2018暑假多校赛【第四场】-Problem D. Nothing is Impossible-YZHHHHHHH

Problem D. Nothing is Impossible

Time Limit: 2000/1000 MS (Java/Others)    Memory Limit: 262144/262144 K (Java/Others)

Total Submission(s): 562    Accepted Submission(s): 329

Problem Description

m students, including Kazari, will take an exam tomorrow.

The paper consists of exactly n problems, the i-th problem contains ai correct answers and bi incorrect answers, i.e. the i-th problem contains ai+bi candidates in total.

Each student should choose exactly one candidate as answer for each problem. If the answer to a certain problem is correct, then the student will get one point. The student who gets the most points wins.

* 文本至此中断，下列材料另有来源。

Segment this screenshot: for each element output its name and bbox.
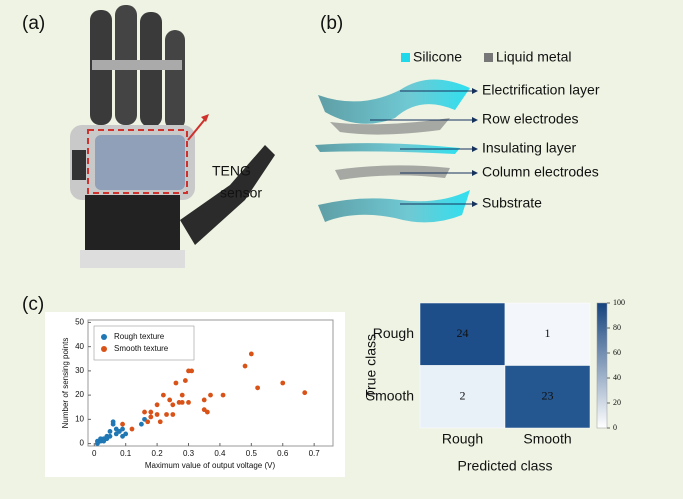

Students only know the structure of the paper, but they are able to talk with each other during the exam. They decide to choose a subset S of all n problems, and they will only be able to submit answers on these problems.

They want to know the maximum size of S that the winner among them will solve all the problems in S if they take the optimal strategy.

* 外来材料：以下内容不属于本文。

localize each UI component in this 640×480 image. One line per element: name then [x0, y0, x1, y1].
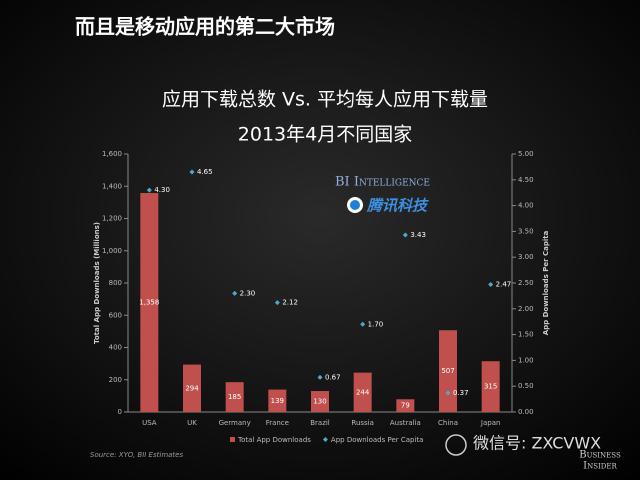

For sample 1, students can choose S={1}，and we need at least 4 students to guarantee the winner solve the only problem.

For sample 2, students can choose S={1,2,3}, and we need at least 24 students to guarantee the winner solve these three problems, but if |S|=4, we need at least 96students, which is more than 50.

Input

The first line of the input contains an integer T (1≤T≤100) denoting the number of test cases.

Each test case starts with two integers n,m (1≤n≤100,1≤m≤109), denoting the number of problems and the number of students. Each of next n lines contains two integers ai,bi （1≤bi≤100,ai=1）, indicating the number of correct answers and the number of incorrect answers of the i-th problem.

Output

For each test case, print an integer denoting the maximum size of S.

Sample Input

2

3 5

1 3

1 3

1 3

5 50

1 1

1 3

1 2

1 3

1 5

Sample Output

1

3

题意：

有n道题，m个学生，下面n行（左ai，右bi），ai 正确答案个数（ai==1），bi 错误答案个数

这群学生可以选择里面的一些题目，每个人只能选一个答案，但他们能够互相交流，他们想要有一个人可以拿到最多的分数。

一道题被一个人做对的概率是：1/（bi+1），两道题被人做对的概率是

1/((b1+1) * (b2+1))。以此类推，当人数不够的时候结束。

代码：

记得开long long

#include <stdio.h>
#include <algorithm>
using namespace std;
int main() {
	int t;
	while (scanf("%d",&t) != EOF){
		long long n,m;
		while (t--) {
			scanf("%lld %lld",&n,&m);
			long long ans = 0, u, v, sum = 1;
			long long num[1000];
			for (int i = 0; i < n; i++){
				scanf("%lld %lld", &u, &v);
				num[i] = u+v;
			}
			sort(num,num+n);
			
			for (int i = 0; i < n; i++){
				sum *= num[i];
				if (sum > m) break;
				ans++;
			}
			printf("%lld\n",ans);
		}
	}
}